Due to a wicked bout of the
flu PLAGUE that hit the whole family, I went running on Monday for the first time in weeks. I knew my first run back would be a little on the slow side, but I was just anxious to get out there. Why? Because running releases more than just sweat. I love this picture because it’s actually how I visualize what’s happening to me when I run. Except, there is another component that I see in my mind’s eye. It isn’t always just what I leave out on the road that’s important–it’s also about what I find along the way.

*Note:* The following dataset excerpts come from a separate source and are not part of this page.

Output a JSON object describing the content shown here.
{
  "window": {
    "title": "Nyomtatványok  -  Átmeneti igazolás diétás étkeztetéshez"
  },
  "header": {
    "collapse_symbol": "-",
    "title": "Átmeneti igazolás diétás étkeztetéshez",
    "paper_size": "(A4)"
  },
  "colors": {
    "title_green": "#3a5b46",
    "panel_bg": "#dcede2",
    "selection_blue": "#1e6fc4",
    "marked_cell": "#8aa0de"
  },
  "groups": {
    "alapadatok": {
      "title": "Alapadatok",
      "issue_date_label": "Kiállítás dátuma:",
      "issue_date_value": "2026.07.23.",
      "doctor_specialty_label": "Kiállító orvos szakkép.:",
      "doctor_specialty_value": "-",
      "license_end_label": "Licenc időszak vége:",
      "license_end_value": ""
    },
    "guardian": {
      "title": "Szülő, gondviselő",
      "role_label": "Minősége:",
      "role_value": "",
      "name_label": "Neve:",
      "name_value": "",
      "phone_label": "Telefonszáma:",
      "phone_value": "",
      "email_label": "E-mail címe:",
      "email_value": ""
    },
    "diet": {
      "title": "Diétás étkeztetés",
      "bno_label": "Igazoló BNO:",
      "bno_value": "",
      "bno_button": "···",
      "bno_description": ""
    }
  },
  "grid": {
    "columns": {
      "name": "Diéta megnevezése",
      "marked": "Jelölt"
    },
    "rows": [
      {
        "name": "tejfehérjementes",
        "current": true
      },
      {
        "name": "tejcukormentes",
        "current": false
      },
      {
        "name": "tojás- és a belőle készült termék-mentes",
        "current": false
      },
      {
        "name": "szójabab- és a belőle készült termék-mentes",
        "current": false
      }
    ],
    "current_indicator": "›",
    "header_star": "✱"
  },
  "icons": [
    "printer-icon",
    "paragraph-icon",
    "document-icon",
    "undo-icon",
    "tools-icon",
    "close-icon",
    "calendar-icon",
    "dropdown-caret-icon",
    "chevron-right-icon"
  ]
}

On Monday I also finished the first draft of my second novel, THE OPPOSITE OF GRAVITY. *happy dance* For me, drafting is a long and painful process. I can not adequately express the joy I feel right now to have a very functional draft to work off of. I LOVE revision and now I’m finally there–sort of. Because for me, writing has it’s own kind of heartbeat. It’s own rhythm. When one thing ends–another begins. The closer I draw to the end of one book, the more the next book starts to move, stretch and grow inside my head. So, as I run, I do this thing that I sort of think of as “unhinging my mind.” When I’m running, I turn off the logic setting and I let my mind travel at random. I allow it to move from one thought to another in the hopes that my subconscious will be the compass–leading me to my own truth.
The plot thread, that was missing from book #3 CHASING ADAPTATION, just appeared in my head along a number of other cool and interesting possibilities. And as my feet pounded the pavement, I had this insane feeling that as I was actually running through the collective conscious, with my mind open like a butterfly net, collecting ideas at the same rate as I was dropping “garbage” behind me. And it felt amazing.
Where do you look to find clarity and inspiration for your writing or your life? What sends your internal compass in the right direction?